When my children were little, they had small security blankets. I learned after my first child that a light color (hers was pink) was a really, really bad idea. She took it everywhere with her, and within a few months, despite regular washings, it was a dingy pinkish gray. I’d jokingly refer to it as a biohazard.
These days, most adults’ cell phones go with them even more places than a baby takes her security blanket. (I’ll leave you to draw the other parallels between cell phones and security blankets.) And though they may not look as dirty, all our cell phones most certainly could use a thorough cleaning.
Cell phones are dirtier than many things we deem to clean regularly, including doorknobs and kitchen counters.
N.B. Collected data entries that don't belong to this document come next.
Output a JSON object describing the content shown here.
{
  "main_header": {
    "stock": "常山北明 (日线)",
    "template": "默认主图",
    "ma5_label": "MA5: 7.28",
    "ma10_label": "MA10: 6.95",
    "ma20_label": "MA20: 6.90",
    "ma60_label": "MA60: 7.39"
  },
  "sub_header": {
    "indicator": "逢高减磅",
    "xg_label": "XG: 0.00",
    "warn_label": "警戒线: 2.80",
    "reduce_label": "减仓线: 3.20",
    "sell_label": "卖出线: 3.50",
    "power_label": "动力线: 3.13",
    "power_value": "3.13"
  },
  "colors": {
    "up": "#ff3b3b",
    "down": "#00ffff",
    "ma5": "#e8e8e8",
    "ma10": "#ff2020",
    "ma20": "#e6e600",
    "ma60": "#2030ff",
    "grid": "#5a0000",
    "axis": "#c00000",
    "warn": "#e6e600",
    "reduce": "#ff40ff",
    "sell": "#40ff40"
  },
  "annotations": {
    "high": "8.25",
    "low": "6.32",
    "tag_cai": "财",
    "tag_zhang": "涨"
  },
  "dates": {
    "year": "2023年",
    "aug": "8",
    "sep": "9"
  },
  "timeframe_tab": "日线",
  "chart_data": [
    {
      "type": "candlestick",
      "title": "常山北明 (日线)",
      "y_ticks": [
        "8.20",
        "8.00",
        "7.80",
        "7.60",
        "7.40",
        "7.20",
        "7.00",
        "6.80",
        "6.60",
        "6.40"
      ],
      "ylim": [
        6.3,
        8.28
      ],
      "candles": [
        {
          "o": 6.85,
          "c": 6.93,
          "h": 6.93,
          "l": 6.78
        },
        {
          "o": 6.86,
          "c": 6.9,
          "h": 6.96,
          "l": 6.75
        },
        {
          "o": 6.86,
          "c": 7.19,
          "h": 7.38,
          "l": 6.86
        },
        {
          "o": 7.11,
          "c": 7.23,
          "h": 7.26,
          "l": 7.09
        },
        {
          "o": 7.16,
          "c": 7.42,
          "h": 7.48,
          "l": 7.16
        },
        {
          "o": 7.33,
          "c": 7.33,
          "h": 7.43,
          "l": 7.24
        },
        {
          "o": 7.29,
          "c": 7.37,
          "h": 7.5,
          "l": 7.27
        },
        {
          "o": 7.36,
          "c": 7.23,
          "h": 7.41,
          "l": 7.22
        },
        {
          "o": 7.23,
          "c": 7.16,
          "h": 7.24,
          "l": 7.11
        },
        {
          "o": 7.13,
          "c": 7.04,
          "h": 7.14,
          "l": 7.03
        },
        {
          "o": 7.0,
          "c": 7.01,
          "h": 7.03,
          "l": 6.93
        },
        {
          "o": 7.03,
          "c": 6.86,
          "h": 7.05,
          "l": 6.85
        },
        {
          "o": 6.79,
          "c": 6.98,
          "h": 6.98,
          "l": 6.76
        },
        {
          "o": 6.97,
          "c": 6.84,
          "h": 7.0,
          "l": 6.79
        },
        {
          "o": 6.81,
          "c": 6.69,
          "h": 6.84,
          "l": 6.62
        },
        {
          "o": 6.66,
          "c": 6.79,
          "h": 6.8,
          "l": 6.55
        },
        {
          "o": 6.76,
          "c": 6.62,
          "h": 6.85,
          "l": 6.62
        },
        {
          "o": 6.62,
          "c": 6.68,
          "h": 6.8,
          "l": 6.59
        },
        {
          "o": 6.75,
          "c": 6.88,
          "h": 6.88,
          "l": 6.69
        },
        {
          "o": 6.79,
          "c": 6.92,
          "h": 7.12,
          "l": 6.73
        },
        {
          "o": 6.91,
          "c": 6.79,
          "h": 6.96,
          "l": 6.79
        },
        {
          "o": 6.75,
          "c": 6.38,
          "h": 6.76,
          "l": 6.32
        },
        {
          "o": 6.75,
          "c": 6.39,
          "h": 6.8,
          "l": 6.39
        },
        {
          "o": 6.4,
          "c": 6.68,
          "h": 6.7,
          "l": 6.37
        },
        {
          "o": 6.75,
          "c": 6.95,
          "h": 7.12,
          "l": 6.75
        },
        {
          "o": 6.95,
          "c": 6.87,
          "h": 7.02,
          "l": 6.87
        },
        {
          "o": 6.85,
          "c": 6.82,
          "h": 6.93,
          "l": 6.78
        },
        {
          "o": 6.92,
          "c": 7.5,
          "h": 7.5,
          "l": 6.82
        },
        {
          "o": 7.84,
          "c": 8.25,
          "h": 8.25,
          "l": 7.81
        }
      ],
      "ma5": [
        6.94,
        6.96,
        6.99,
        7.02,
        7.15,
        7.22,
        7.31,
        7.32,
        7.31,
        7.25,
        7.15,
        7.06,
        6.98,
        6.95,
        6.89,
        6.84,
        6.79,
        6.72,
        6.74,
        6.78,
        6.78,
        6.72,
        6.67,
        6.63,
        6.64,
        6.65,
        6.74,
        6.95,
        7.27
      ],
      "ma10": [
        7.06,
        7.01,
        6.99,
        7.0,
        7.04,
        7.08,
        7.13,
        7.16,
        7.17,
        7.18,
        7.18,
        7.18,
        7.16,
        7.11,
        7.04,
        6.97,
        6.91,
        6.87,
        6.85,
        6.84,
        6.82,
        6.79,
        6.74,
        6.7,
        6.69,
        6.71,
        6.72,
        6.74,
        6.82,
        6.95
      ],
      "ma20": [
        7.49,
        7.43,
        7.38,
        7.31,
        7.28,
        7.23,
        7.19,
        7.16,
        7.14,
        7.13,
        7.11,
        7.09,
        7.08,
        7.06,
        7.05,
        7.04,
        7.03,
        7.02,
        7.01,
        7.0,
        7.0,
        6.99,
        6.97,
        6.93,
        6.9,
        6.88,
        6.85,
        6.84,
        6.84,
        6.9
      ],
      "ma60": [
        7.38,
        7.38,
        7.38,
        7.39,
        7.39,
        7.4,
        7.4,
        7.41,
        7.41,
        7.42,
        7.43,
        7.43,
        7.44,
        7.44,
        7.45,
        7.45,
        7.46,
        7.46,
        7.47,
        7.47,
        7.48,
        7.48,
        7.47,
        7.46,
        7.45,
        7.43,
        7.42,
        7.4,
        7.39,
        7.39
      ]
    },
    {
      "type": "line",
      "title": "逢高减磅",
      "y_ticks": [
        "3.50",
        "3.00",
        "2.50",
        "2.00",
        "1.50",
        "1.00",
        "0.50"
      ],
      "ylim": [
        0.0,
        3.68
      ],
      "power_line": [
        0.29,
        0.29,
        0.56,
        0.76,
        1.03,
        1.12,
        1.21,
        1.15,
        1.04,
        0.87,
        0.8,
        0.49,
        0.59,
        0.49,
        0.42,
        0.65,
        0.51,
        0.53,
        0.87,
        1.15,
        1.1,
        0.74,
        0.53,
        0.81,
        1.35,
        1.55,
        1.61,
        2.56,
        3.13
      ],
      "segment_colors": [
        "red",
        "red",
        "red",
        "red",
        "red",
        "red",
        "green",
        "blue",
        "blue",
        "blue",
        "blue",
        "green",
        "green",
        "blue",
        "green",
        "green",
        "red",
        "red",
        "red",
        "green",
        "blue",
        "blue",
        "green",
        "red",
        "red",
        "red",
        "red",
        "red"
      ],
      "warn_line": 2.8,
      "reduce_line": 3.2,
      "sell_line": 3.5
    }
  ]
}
One study clocked the amount of bacteria on cell phones at around 17,000 per square inch, according to Time Health—potentially worse than several objects we wouldn’t dream of touching with our bare hands, such as public toilet seats and the soles of people’s shoes.
Apartment Therapy Weekend Projects is a guided program designed to help you get the happy, healthy home you’ve always wanted, one weekend at a time. Sign up now for email updates so you never miss a lesson.
This Weekend’s Assignment:
Clean Your Cell Phone.
To clean your phone without damaging it in any way, let’s start with a few don’ts:
- Don’t spray any kind of cleaner directly on your phone
- Don’t use a paper towel (or other paper products) because its fibers could scratch the screen’s surface
- Don’t use any cleaner with ammonia in it
Cleaning and disinfecting your phone may be easily done simultaneously. Here are some options:
- Use a lint-free cloth and a solution of rubbing alcohol and water. Dampen part of your cloth lightly with the mixture and rub it gently over your phone, being especially careful to avoid getting any moisture inside ports, buttons and speaker holes. Remove the cover and clean this as well. Wipe everything dry with the non-damp part of your cloth. (Be aware that some phone manufacturers warn that alcohol could damage your screen’s protective coating over time.)
- Use a solution of white vinegar and water with a microfiber cloth in the same manner as described above
- A cotton swab can get into the tough-to-reach spots of your phone and case
- In a pinch, you can use a disinfecting wipe to swipe your phone clean
To help keep your phone more sanitary between cleanings:
- Be aware of what you’re touching, especially in public; germs will collect and multiply on your phone
- Wash your hands frequently, especially after being out and about, touching pets, etc.
- Don’t take your phone into the bathroom
- Try to (discretely) clean your phone off if other people use it
Remember: This is about improvement, not perfection. Each week you can either choose to work on the assignment we’ve sent you, or tackle another project you’ve been meaning to get to. It’s also completely okay to skip a weekend if you’re busy or not feeling the assignment.